Hatay'ın yaşadığı felaketler, akıllara tek bir soruyu getiriyor: Hatay'a neler oluyor? Bu soruyu, sorumluluğu olan herkese sormak gerekiyor. Hatay'a bunca kötülük neden reva görülüyor? Bu şehrin insanları ne yaptı da bu kadar cezalandırılıyor?
Konteynerlerde Bir Ömür mü?
Hataylılar, dedelerinden, ninelerinden torunlarına kadar konteynerlerde mi yaşayacaklar? Yıkıntıların arasında, tozun, çamurun, elektriksizliğin, susuzluğun ve üretimsizliğin kol gezdiği bir kentte umut nasıl yeşerebilir? Hangi vicdan, depremde yakınlarını kaybeden insanları aldatmaya, sömürmeye ve ellerindeki son umut kırıntılarını da almaya cüret edebilir?
Hatay'ın yeniden ayağa kalkması, sadece binaların yeniden inşasıyla değil, aynı zamanda insanların ruhlarının da onarılmasıyla mümkün olacaktır. Bu, sadece maddi yardımlarla değil, aynı zamanda manevi destekle, anlayışla ve şefkatle başarılabilir.

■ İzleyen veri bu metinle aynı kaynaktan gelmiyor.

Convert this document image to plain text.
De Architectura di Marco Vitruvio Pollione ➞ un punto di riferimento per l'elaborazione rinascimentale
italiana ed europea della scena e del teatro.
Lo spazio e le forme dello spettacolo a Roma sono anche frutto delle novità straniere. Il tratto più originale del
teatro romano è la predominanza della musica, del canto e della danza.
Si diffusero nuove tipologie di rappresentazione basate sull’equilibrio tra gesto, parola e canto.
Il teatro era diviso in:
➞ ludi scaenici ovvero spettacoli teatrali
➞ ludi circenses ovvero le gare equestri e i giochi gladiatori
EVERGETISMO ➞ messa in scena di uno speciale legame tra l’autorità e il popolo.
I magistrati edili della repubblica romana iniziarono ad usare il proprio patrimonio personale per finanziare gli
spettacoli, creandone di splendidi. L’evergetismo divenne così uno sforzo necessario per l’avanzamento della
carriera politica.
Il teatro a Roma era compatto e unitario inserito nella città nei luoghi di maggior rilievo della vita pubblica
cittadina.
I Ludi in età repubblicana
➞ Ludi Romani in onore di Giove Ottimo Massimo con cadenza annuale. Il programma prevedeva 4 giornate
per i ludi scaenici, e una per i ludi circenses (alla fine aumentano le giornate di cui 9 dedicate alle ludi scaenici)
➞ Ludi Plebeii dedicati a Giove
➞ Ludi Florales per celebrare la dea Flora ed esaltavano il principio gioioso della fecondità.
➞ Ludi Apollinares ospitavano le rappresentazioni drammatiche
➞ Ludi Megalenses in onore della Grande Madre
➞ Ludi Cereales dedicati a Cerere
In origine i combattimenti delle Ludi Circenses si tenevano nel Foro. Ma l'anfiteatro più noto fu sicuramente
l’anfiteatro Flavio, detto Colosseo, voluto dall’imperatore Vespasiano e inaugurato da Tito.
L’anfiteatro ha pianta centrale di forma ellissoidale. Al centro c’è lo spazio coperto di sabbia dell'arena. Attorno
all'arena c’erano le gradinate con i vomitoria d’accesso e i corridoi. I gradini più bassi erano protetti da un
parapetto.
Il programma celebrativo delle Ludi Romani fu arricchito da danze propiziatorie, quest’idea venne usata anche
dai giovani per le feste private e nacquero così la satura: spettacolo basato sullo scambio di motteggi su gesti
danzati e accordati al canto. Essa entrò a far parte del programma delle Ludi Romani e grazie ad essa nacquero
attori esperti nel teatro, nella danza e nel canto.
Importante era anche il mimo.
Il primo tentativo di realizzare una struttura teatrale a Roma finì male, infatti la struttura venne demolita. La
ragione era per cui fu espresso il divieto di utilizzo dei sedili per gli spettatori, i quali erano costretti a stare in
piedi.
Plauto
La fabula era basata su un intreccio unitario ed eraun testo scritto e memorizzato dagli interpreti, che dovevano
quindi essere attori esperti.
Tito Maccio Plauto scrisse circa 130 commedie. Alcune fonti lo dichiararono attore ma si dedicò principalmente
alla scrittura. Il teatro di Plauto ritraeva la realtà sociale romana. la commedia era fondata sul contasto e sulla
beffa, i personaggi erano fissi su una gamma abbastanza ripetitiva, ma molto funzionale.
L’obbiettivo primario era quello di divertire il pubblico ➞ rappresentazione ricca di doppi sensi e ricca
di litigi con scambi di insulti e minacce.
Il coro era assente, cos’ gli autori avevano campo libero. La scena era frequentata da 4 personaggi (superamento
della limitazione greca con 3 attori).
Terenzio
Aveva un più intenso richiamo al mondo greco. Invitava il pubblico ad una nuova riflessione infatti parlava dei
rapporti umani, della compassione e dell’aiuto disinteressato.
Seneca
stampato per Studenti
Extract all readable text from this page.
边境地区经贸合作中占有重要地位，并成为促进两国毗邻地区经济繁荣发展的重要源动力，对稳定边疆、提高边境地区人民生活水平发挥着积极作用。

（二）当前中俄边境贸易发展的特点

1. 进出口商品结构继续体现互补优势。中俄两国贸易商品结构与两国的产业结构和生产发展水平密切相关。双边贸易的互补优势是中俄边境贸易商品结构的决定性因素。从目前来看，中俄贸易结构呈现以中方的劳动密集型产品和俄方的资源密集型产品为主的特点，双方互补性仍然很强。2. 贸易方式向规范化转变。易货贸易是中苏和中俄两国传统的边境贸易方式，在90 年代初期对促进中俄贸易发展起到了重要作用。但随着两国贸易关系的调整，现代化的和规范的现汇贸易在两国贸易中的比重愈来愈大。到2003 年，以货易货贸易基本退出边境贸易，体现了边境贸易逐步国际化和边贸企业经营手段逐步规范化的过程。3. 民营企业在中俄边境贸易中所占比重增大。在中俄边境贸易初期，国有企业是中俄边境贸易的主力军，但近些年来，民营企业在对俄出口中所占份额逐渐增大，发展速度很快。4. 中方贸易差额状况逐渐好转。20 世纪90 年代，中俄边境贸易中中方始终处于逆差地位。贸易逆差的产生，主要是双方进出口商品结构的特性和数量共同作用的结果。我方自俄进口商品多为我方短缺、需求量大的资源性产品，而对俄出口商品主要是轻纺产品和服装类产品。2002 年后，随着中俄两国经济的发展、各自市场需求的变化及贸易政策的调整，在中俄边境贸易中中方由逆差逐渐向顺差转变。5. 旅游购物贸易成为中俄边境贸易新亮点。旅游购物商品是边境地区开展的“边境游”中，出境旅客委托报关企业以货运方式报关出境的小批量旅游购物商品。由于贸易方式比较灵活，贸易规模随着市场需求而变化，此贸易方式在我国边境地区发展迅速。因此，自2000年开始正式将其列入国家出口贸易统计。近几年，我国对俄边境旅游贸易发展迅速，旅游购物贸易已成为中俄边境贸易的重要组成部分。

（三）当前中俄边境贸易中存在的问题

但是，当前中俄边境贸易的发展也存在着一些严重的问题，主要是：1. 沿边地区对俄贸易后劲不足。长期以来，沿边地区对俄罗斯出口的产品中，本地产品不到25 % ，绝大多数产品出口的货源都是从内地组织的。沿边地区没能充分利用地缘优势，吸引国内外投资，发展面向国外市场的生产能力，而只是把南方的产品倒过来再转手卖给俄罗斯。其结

Hatay'ın Feryadına Kulak Verin
Hatay'ın feryadına kulak vermek, sadece Hataylıların değil, tüm Türkiye'nin ve hatta tüm dünyanın sorumluluğundadır. Çünkü Hatay, sadece bir şehir değil, aynı zamanda bir medeniyetin, bir kültürün ve bir tarihin beşiğidir. Hatay'ı yeniden ayağa kaldırmak, sadece bir şehri değil, aynı zamanda bir medeniyeti de kurtarmak anlamına gelir.
Unutulmamalıdır ki, Hatay'ın yaşadığı bu acıların sorumluları sadece doğa olayları değil, aynı zamanda ihmaller, hatalar ve vicdansızlıklardır. Bu nedenle, Hatay'ın yeniden inşası sürecinde, şeffaflık, adalet ve dürüstlük ilkeleri ön planda tutulmalıdır. Hataylıların hakları korunmalı, ihtiyaçları karşılanmalı ve geleceğe umutla bakmaları sağlanmalıdır.
Hatay'ın yeniden doğuşu, Türkiye'nin yeniden doğuşu demektir. Bu nedenle, hepimiz el ele vererek Hatay'ı yeniden ayağa kaldırmak için çalışmalıyız. Çünkü Hatay, bizim ortak geçmişimiz, ortak geleceğimiz ve ortak umudumuzdur.